Ik weet niet of ik het goed begrijp. Maar laat er geen misverstand over zijn dat de VVD ervan uitgaat dat gemeentelijke opschalingen, zogeheten fusies, altijd van onderaf komen, dus vanuit gemeentes opkomen, een enkele uitzondering daargelaten. Dat was de nuancering die ik net had richting de heer Dittrich. Dus het is niet de bedoeling van de VVD om vanwege welk construct dan ook, te zeggen: wij gaan nu van bovenaf gemeentes groter maken. Als het van onderop komt, dan verwachten wij dat de gemeente waar het om gaat de belangen van alle inwoners afweegt en daarin een keuze maakt. En die afweging die de gemeenteraad als volksvertegenwoordiging van het geheel dan maakt, is meer dan de optelsom van de verschillende onderdelen.

De voorzitter:

Dank u wel. Meneer Van Hattem, tot slot.

De heer Van Hattem (PVV):

Dat is niet helemaal consistent. Ik wijs op de herindeling van de gemeente Haren bij Groningen. Daar is wel van bovenaf een herindeling opgelegd. Dat is ook gesteund door de VVD, en ook door D66, alle mooie woorden van zojuist ten spijt. Maar het punt is dat er nu ook heel veel gemeentes zijn die al eerder in een gedwongen setting zijn samengevoegd. Bijvoorbeeld voor de gemeente Landerd zijn ze op onvrijwillige basis allemaal bij elkaar geveegd, na de commissie-Schampers 25 jaar of 28 jaar geleden. Hoe moet het dan met dergelijke plaatsen? Hebben die dan niet het recht om een lokaal referendum te kunnen houden?

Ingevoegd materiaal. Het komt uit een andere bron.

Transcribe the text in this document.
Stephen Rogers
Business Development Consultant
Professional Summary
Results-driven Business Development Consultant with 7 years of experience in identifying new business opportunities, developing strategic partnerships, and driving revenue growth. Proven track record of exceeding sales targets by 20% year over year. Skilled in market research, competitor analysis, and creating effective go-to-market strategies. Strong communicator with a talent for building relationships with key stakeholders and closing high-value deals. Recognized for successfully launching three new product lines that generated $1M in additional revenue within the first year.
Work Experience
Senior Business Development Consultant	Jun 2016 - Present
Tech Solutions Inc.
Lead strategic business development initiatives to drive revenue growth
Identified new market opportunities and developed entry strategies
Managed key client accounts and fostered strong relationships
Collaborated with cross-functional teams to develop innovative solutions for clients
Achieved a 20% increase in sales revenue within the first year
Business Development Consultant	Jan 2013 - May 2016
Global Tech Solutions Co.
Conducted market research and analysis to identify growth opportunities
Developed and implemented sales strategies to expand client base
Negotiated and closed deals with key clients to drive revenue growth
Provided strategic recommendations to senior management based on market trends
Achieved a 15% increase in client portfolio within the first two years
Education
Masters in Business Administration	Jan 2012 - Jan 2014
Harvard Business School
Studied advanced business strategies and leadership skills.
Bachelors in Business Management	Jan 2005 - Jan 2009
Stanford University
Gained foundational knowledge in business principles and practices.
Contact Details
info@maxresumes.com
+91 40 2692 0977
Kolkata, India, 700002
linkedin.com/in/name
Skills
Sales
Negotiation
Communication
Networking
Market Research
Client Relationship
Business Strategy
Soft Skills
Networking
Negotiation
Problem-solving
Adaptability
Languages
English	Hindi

De heer Van der Burg (VVD):

Vandaar ook mijn nuancering op het verhaal van de heer Dittrich. Het moet van onderop komen. Er moet sprake zijn van draagkracht. Maar er kunnen redenen zijn voor een provincie om te zeggen: wij grijpen nu toch in en wij kiezen voor een gedwongen proces van fusering. Dat moet aan de orde kunnen zijn in het kader van belangen die groter zijn dan de belangen van de desbetreffende kern of de desbetreffende gemeente, of desbetreffende gemeenten. Dat was de nuancering. Dus ja, in de ogen van de VVD ís er de mogelijkheid dat het gedwongen van bovenaf gaat, maar het uitgangspunt is dat het ongedwongen van onderop gaat.

De voorzitter:

Ik stel voor dat de heer Van der Burg zijn betoog voltooit.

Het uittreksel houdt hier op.